Un extraterrestre sur la scène la moins appropriée possible. Voilà comment résumer la performance de Kurt Vile au QPAC de Brisbane jeudi dernier.
Dans une enceinte plus habituée aux concerts classiques et comédies musicales, ultra-climatisée, nous devons admettre que nous ne nous attendions pas à un set en solo. C’est pourtant seul sur la planète – qui vraisemblablement n’est pas son astre d’origine – que le philadelphien a joué ses morceaux. Assis pour assister à la performance intimiste, le public australien ne s’est pas avéré très au point. Quelques fans inconditionnels ont bien tenté de sauver la mise, mais le nombre hallucinant d’aller-retours aux toilettes des spectateurs au milieu des morceaux (nous avons quand même du nous lever 6 fois en moins d’1h30) s’est avéré une expérience extrêmement frustrante.
Kurt Vile est son propre psy
Qu’à cela ne tienne, nous étions face à Kurt Vile, ou plutôt avec lui. Et s’il y a bien une expression orale onomatopéique qui le définissait parfaitement ce soir-là – et on le dit dans toute la dimension positive qu’elle peut incarner -, c’est spé.
“I can’t see you guys. But I can smell you. You smell good.”
Oui, c’est ainsi que Kurt Vile s’est adressé à nous vers la fin du concert. Pas forcément très loquace, mais toujours souriant (une fois passée une phase de tension palpable), l’artiste âgé de 37 ans était dans un autre monde. Tout ce qui émanait de lui paraissait surréaliste. À commencer par ses paroles absurdes mais d’un humour redoutable, ici sur Pretty Pimpin :
“I woke up this morning, didn’t recognize the man in the mirror.
Then I laughed and I said ‘Oh silly me, that’s just me.’”
Ce morceau aux paroles faussement banales en dit plus sur lui qu’on peut l’imaginer. Kurt Vile semble se connaître avec une fulgurance rare. À la limite de la schizophrénie, il utilise son reflet pour tenir des observations profondes sur lui-même. Ce qui détonne complètement avec l’impression qu’il donne de n’être qu’un“clown” – il le dit lui même dans Pretty Pimpin – toujours dans la lune :
“He was always a thousand miles away while still standing in front of your face”
Une performance étonnamment apaisante
Sur le plan musical, au-delà de pédales loop pas forcément impeccablement maîtrisées (ni très utiles), Kurt Vile maîtrisait ses arpèges si caractéristiques à la perfection, tout en y apposant sa voix nonchalante qu’on ne peut décrire sans l’avoir écoutée. Et ce à la guitare comme au banjo.

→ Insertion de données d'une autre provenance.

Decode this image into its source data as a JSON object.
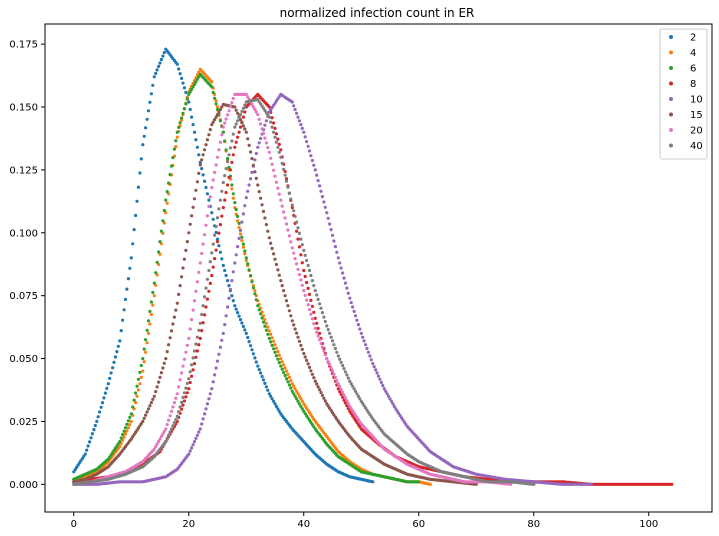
{
  "chart_data": {
    "type": "scatter",
    "title": "normalized infection count in ER",
    "xlabel": "",
    "ylabel": "",
    "xlim": [
      -5,
      111
    ],
    "ylim": [
      -0.011,
      0.183
    ],
    "xticks": [
      0,
      20,
      40,
      60,
      80,
      100
    ],
    "xtick_labels": [
      "0",
      "20",
      "40",
      "60",
      "80",
      "100"
    ],
    "yticks": [
      0.0,
      0.025,
      0.05,
      0.075,
      0.1,
      0.125,
      0.15,
      0.175
    ],
    "ytick_labels": [
      "0.000",
      "0.025",
      "0.050",
      "0.075",
      "0.100",
      "0.125",
      "0.150",
      "0.175"
    ],
    "grid": false,
    "legend_position": "top-right",
    "series": [
      {
        "name": "2",
        "color": "#1f77b4",
        "x": [
          0,
          2,
          4,
          6,
          8,
          10,
          12,
          14,
          16,
          18,
          20,
          22,
          24,
          26,
          28,
          30,
          32,
          34,
          36,
          38,
          40,
          42,
          44,
          46,
          48,
          50,
          52
        ],
        "y": [
          0.005,
          0.012,
          0.025,
          0.04,
          0.057,
          0.09,
          0.135,
          0.162,
          0.173,
          0.167,
          0.152,
          0.128,
          0.108,
          0.087,
          0.071,
          0.06,
          0.047,
          0.036,
          0.028,
          0.022,
          0.017,
          0.012,
          0.008,
          0.005,
          0.003,
          0.002,
          0.001
        ]
      },
      {
        "name": "4",
        "color": "#ff7f0e",
        "x": [
          0,
          2,
          4,
          6,
          8,
          10,
          12,
          14,
          16,
          18,
          20,
          22,
          24,
          26,
          28,
          30,
          32,
          34,
          36,
          38,
          40,
          42,
          44,
          46,
          48,
          50,
          52,
          54,
          56,
          58,
          60,
          62
        ],
        "y": [
          0.002,
          0.003,
          0.005,
          0.009,
          0.015,
          0.025,
          0.045,
          0.075,
          0.108,
          0.138,
          0.156,
          0.165,
          0.16,
          0.14,
          0.11,
          0.089,
          0.073,
          0.061,
          0.05,
          0.04,
          0.032,
          0.025,
          0.019,
          0.013,
          0.009,
          0.006,
          0.004,
          0.003,
          0.002,
          0.001,
          0.001,
          0.0
        ]
      },
      {
        "name": "6",
        "color": "#2ca02c",
        "x": [
          0,
          2,
          4,
          6,
          8,
          10,
          12,
          14,
          16,
          18,
          20,
          22,
          24,
          26,
          28,
          30,
          32,
          34,
          36,
          38,
          40,
          42,
          44,
          46,
          48,
          50,
          52,
          54,
          56,
          58,
          60
        ],
        "y": [
          0.002,
          0.004,
          0.006,
          0.01,
          0.017,
          0.028,
          0.05,
          0.08,
          0.113,
          0.14,
          0.155,
          0.163,
          0.158,
          0.14,
          0.112,
          0.09,
          0.071,
          0.058,
          0.047,
          0.037,
          0.029,
          0.022,
          0.016,
          0.011,
          0.008,
          0.005,
          0.004,
          0.003,
          0.002,
          0.001,
          0.001
        ]
      },
      {
        "name": "8",
        "color": "#d62728",
        "x": [
          0,
          3,
          6,
          9,
          12,
          15,
          18,
          20,
          22,
          24,
          26,
          28,
          30,
          32,
          34,
          36,
          38,
          40,
          42,
          44,
          46,
          48,
          50,
          53,
          56,
          60,
          64,
          68,
          72,
          76,
          80,
          85,
          90,
          95,
          100,
          104
        ],
        "y": [
          0.001,
          0.002,
          0.003,
          0.005,
          0.008,
          0.013,
          0.025,
          0.038,
          0.058,
          0.083,
          0.11,
          0.134,
          0.15,
          0.155,
          0.15,
          0.133,
          0.11,
          0.085,
          0.066,
          0.05,
          0.038,
          0.029,
          0.022,
          0.016,
          0.011,
          0.007,
          0.005,
          0.003,
          0.002,
          0.001,
          0.001,
          0.001,
          0.0,
          0.0,
          0.0,
          0.0
        ]
      },
      {
        "name": "10",
        "color": "#9467bd",
        "x": [
          0,
          4,
          8,
          12,
          16,
          18,
          20,
          22,
          24,
          26,
          28,
          30,
          32,
          34,
          36,
          38,
          40,
          42,
          44,
          46,
          48,
          50,
          52,
          54,
          56,
          58,
          60,
          62,
          64,
          66,
          70,
          75,
          80,
          85,
          90
        ],
        "y": [
          0.0,
          0.0,
          0.001,
          0.001,
          0.003,
          0.006,
          0.012,
          0.022,
          0.038,
          0.06,
          0.088,
          0.114,
          0.134,
          0.148,
          0.155,
          0.152,
          0.14,
          0.125,
          0.108,
          0.09,
          0.074,
          0.06,
          0.048,
          0.038,
          0.03,
          0.023,
          0.018,
          0.013,
          0.01,
          0.007,
          0.004,
          0.002,
          0.001,
          0.0,
          0.0
        ]
      },
      {
        "name": "15",
        "color": "#8c564b",
        "x": [
          0,
          2,
          4,
          6,
          8,
          10,
          12,
          14,
          16,
          18,
          20,
          22,
          24,
          26,
          28,
          30,
          32,
          34,
          36,
          38,
          40,
          42,
          44,
          46,
          48,
          50,
          52,
          54,
          56,
          58,
          60,
          62,
          66,
          70
        ],
        "y": [
          0.001,
          0.002,
          0.004,
          0.007,
          0.012,
          0.018,
          0.025,
          0.035,
          0.05,
          0.072,
          0.1,
          0.127,
          0.143,
          0.151,
          0.15,
          0.14,
          0.119,
          0.098,
          0.081,
          0.065,
          0.052,
          0.041,
          0.032,
          0.025,
          0.019,
          0.014,
          0.011,
          0.008,
          0.006,
          0.004,
          0.003,
          0.002,
          0.001,
          0.0
        ]
      },
      {
        "name": "20",
        "color": "#e377c2",
        "x": [
          0,
          3,
          6,
          9,
          12,
          14,
          16,
          18,
          20,
          22,
          24,
          26,
          28,
          30,
          32,
          34,
          36,
          38,
          40,
          42,
          44,
          46,
          48,
          50,
          52,
          54,
          56,
          58,
          60,
          62,
          64,
          66,
          68,
          72,
          76
        ],
        "y": [
          0.0,
          0.001,
          0.003,
          0.005,
          0.009,
          0.014,
          0.022,
          0.036,
          0.058,
          0.088,
          0.118,
          0.142,
          0.155,
          0.155,
          0.147,
          0.132,
          0.113,
          0.094,
          0.077,
          0.062,
          0.05,
          0.04,
          0.031,
          0.024,
          0.019,
          0.014,
          0.011,
          0.008,
          0.006,
          0.004,
          0.003,
          0.002,
          0.001,
          0.001,
          0.0
        ]
      },
      {
        "name": "40",
        "color": "#7f7f7f",
        "x": [
          0,
          3,
          6,
          9,
          12,
          14,
          16,
          18,
          20,
          22,
          24,
          26,
          28,
          30,
          32,
          34,
          36,
          38,
          40,
          42,
          44,
          46,
          48,
          50,
          52,
          54,
          56,
          58,
          60,
          62,
          64,
          66,
          68,
          72,
          76,
          80
        ],
        "y": [
          0.0,
          0.001,
          0.002,
          0.004,
          0.007,
          0.011,
          0.017,
          0.027,
          0.042,
          0.064,
          0.092,
          0.12,
          0.142,
          0.152,
          0.153,
          0.146,
          0.13,
          0.111,
          0.093,
          0.077,
          0.063,
          0.051,
          0.041,
          0.033,
          0.026,
          0.02,
          0.016,
          0.012,
          0.009,
          0.007,
          0.005,
          0.004,
          0.003,
          0.001,
          0.001,
          0.0
        ]
      }
    ]
  }
}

D’un set qui aura été l’occasion pour l’artiste de jouer une bonne partie de son dernier opus b’lieve i’m goin down (2016), on retiendra :
- Les efficaces Pretty Pimpin et Wild Imagination (encore un bel exemple de paroles hilarantes)

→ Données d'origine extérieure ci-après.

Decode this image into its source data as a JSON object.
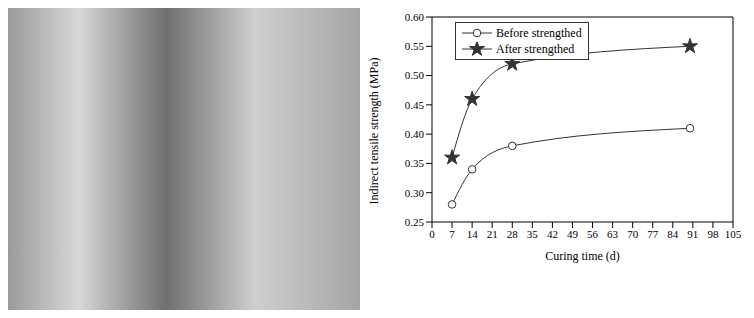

- Le fabuleux Waking On A Pretty Day
- Les arpèges sublimes de Stay Inside et la partition géniale de My Best Friends (Don’t Even Pass This)
- Dust Bunnies et l’utilisation subreptice d’un harmonica
- Peeping Tomboy en rappel
Ce n’est qu’un au revoir
Après cette prestation intimiste et captivante malgré la caractère profondément inadapté du QPAC Concert Hall à ce type de performance, l’artiste a encore fait montre de sa simplicité légendaire dans ses remerciements au public :
“Thank you guys, I’ll see you in the hallway‘”
On espère un jour te rencontrer pour de vrai Kurt Vile. Dans un couloir ou dans la rue. Pour en apprendre plus sur ta philosophie et remettre en perspective nos vies.